By Mark Saldana
Rating: 3.5 (Out of 4 Stars)
Dave McCary and Kyle Mooney, two creative minds from TV’s Saturday Night Live, with co-writer Kevin Costello have come up with this heartfelt, endearing and entertaining movie which examines fandom and the creative juices fandom often fuels. In addition to writing, Mooney also stars as the main character of this highly imaginative and slightly bizarre movie that puts a wonderfully positive spin on the story’s extraordinary premise. Because the movie’s story is a bit odd, some audiences may not initially flock to this adorable and unconventional movie. I feel it is destined, though, to become a cult classic once more people come around.
Mooney stars as James Pope, a young man living in a most peculiar and somewhat disturbing situation. As a child, James was kidnapped by Ted (Mark Hamill) and April Mitchum (Jane Adams). Under the Mitchums’ care, James gets raised underground and is misled by his new parents that the outside world isn’t safe for human life. His education and entertainment are provided by a fake television show which is actually produced by Ted and April. James spends most of his life watching the show called Brigsby Bear, a sort of Sid and Marty Krofft-meets-Teddy Ruxpin program which teaches James multiple life lessons as he matures into adulthood. Even as a young adult, James remains a Brigsby Bear superfan. When police finally catch up with the Mitchums and return James to his real parents, the revelation proves to be overwhelming for the disoriented young man. As he gets to know his real family and their friends, James begins describing his favorite television program and gains the interest of others. This inspires James to produce his own version and bring it to the masses in the real world.
Mooney, Costello and McCary have succeeded in making Brigsby Bear an absolute triumph. The movie never makes fun of superfans in any mean spirited ways, nor does it mock the creative endeavors inspired by their fandom. Some of the material can be interpreted as dark and creepy, but Mooney and his team never take the story to any genuinely nasty or truly distasteful territory. The filmmakers’ hearts are definitely in the right places and their sincerity makes everything work so well.
Mooney’s exudes much sincerity and channels his inner child in his portrayal of James Pope. He delivers a highly lovable performance that is both charming and poignant. The incomparable Mark Hamill gets to flex his acting chops and voice-over talents as James’s captor, foster father, and the producer and star of Brigsby Bear. It is wonderful to see the actor in a role that allows him to use so many of his gifts. The movie also has great performances from the supporting cast. Greg Kinnear stars as police Detective Vogel, the officer in charge of James’s abduction case. Matt Walsh and Micaela Watkins portray James’s real parents Greg and Louise Pope. Ryan Simpkins plays James’s sister Aubrey and Jorge Lendeborg, Jr. plays her friend Spencer, a talented amateur filmmaker interested in helping James with his Brigsby Bear project.

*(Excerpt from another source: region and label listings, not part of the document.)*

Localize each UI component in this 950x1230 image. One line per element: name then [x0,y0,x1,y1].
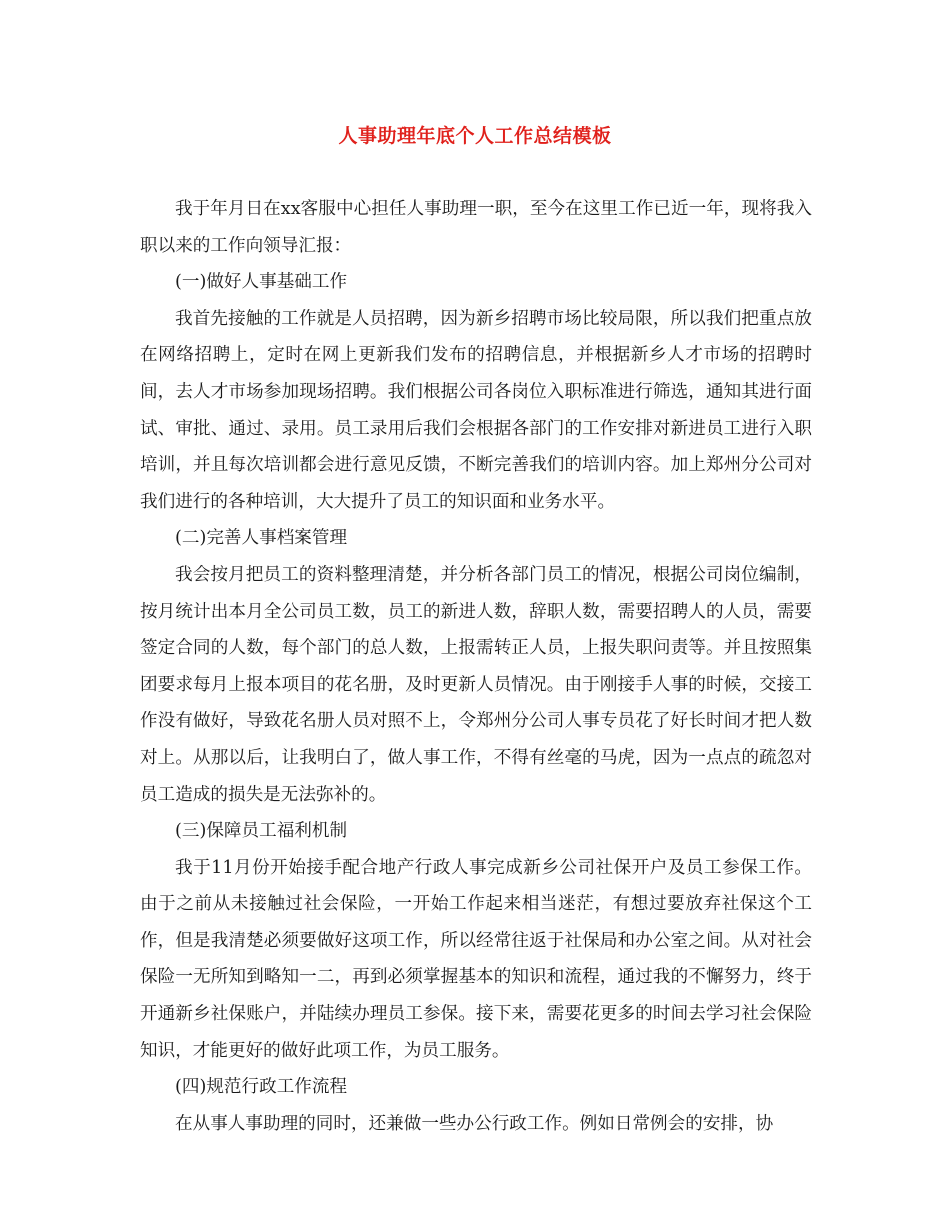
intro-paragraph: 我于年月日在xx客服中心担任人事助理一职，至今在这里工作已近一年，现将我入职以来的工作向领导汇报： [140,199,812,256]
section-paragraph-1: 我首先接触的工作就是人员招聘，因为新乡招聘市场比较局限，所以我们把重点放在网络招聘上，定时在网上更新我们发布的招聘信息，并根据新乡人才市场的招聘时间，去人才市场参加现场招聘。我们根据公司各岗位入职标准进行筛选，通知其进行面试、审批、通过、录用。员工录用后我们会根据各部门的工作安排对新进员工进行入职培训，并且每次培训都会进行意见反馈，不断完善我们的培训内容。加上郑州分公司对我们进行的各种培训，大大提升了员工的知识面和业务水平。 [140,308,812,512]
section-heading-2: (二)完善人事档案管理 [175,528,348,549]
section-paragraph-4: 在从事人事助理的同时，还兼做一些办公行政工作。例如日常例会的安排，协 [175,1113,774,1134]
section-paragraph-2: 我会按月把员工的资料整理清楚，并分析各部门员工的情况，根据公司岗位编制，按月统计出本月全公司员工数，员工的新进人数，辞职人数，需要招聘人的人员，需要签定合同的人数，每个部门的总人数，上报需转正人员，上报失职问责等。并且按照集团要求每月上报本项目的花名册，及时更新人员情况。由于刚接手人事的时候，交接工作没有做好，导致花名册人员对照不上，令郑州分公司人事专员花了好长时间才把人数对上。从那以后，让我明白了，做人事工作，不得有丝毫的马虎，因为一点点的疏忽对员工造成的损失是无法弥补的。 [140,564,812,805]
document-title: 人事助理年底个人工作总结模板 [338,125,612,147]
section-heading-1: (一)做好人事基础工作 [175,272,348,293]
section-heading-3: (三)保障员工福利机制 [175,821,348,842]
document-body [140,191,812,1142]
section-paragraph-3: 我于11月份开始接手配合地产行政人事完成新乡公司社保开户及员工参保工作。由于之前从未接触过社会保险，一开始工作起来相当迷茫，有想过要放弃社保这个工作，但是我清楚必须要做好这项工作，所以经常往返于社保局和办公室之间。从对社会保险一无所知到略知一二，再到必须掌握基本的知识和流程，通过我的不懈努力，终于开通新乡社保账户，并陆续办理员工参保。接下来，需要花更多的时间去学习社会保险知识，才能更好的做好此项工作，为员工服务。 [140,857,812,1061]
section-heading-4: (四)规范行政工作流程 [175,1077,348,1098]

With their first feature film, Dave McCary, Kyle Mooney, and Kevin Costello prove themselves as talented writers and filmmakers worthy of more feature projects. I fear that the quirkiness and subversive nature of the film will keep the masses away, though. I must strongly encourage my readers to take a leap of faith and give this lovable movie a chance. My wish is for this movie to achieve enough success that will allow Mooney and company to keep making more strange and imaginative films on their own terms.